Heb ik er slaap aan verloren? Nee. Ga ik die man missen? Nee. Raakt het me? Ja. Het blijft wel eventjes hangen in mijn hoofd. Eventjes, zeg ik wel, want het duurt ongeveer een halve dag. Laat het nu in totaal een dag zijn… zonder smoesjespaleis was het nog geen half uur geweest, want de transparante waarheid verteer ik veel beter.

Mijn lijstje met geblokkeerde nummers groeit aanzienlijk…

Over Kaaltje de Beer

(nationaliteit: Nederlander… just so you know.)

Waarom een match? Kreeg een melding van Tinder dat ‘iemand de ‘superlike’ voor mij had gebruikt’. Hij heeft geen verwachtingen maar wil wel verbinden. Kan ik me momenteel in vinden. Geen foto op zijn profiel maar ik besluit het er op te wagen.

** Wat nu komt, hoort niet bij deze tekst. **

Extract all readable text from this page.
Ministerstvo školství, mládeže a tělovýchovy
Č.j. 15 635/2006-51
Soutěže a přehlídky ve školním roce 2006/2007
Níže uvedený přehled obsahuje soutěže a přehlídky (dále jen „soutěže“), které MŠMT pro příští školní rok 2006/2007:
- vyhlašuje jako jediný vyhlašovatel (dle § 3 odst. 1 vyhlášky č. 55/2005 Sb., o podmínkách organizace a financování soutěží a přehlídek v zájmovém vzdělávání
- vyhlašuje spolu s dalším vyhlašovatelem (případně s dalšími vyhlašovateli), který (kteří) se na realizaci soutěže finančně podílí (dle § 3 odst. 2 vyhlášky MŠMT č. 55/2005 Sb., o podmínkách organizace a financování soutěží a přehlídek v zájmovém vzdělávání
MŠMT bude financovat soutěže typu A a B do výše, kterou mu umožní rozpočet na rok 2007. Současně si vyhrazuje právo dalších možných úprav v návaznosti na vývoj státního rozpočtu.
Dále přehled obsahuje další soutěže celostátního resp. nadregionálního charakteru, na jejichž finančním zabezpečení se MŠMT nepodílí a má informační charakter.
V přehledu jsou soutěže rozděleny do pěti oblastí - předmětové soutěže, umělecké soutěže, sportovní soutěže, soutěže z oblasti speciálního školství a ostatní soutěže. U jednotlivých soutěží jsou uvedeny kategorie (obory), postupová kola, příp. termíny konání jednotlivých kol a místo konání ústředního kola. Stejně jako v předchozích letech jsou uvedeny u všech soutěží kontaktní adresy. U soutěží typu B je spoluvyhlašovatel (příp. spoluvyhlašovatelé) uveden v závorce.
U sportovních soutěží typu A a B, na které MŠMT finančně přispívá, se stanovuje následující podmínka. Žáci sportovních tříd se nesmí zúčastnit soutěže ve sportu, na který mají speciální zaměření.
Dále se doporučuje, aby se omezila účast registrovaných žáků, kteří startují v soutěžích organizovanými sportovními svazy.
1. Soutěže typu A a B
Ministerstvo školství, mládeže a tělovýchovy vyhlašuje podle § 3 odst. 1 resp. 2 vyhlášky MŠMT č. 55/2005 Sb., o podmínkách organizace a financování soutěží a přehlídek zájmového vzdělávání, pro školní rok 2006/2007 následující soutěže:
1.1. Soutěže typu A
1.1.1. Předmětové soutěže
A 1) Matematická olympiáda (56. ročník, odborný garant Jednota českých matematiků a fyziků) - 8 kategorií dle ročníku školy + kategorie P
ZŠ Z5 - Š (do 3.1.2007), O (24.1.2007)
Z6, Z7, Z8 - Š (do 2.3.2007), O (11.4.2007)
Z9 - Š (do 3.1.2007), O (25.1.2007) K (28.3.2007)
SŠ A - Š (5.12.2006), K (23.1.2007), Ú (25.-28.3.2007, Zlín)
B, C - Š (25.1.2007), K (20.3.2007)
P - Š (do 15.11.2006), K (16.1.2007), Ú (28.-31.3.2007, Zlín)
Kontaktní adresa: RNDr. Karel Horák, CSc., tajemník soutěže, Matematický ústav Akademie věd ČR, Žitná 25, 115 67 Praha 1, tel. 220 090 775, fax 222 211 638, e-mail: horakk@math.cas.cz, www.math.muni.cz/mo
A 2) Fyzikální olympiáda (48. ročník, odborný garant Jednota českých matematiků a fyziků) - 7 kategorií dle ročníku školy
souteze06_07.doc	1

Na de match bezorgt hij me heel snel foto’s. Val niet meteen in zwijm, maar ga ook niet af op foto’s. Ik heb de vibe van een persoonlijkheid nodig die daarmee samenhangt, om te ontdekken of ik iemand aantrekkelijk vind.  Afgaand op de puur visuele middelen moet ik dus toegeven dat ik ‘not impressed’ ben. Hij heeft zelf nochtans wel wat vereisten. Ogen zijn belangrijk en dan met name de blik. Hij waagt zich aan een analyse van één van mijn selfies. Hij vraagt of mijn ene oog groter is dan het andere? (Uh?)
Oh, en is dat een moedervlek op mijn wang?
Hij vindt huid ook heel belangrijk. Ik zeg hem lachend dat mijn huid bijna één litteken is.
‘Dat zie ik, ja’, zegt hij heel spontaan.
Onze date aanstaande zaterdag ligt al vast dus ik zeg hem dat hij me dan  ‘live’ kan zeggen wat er nog allemaal aan mankeert…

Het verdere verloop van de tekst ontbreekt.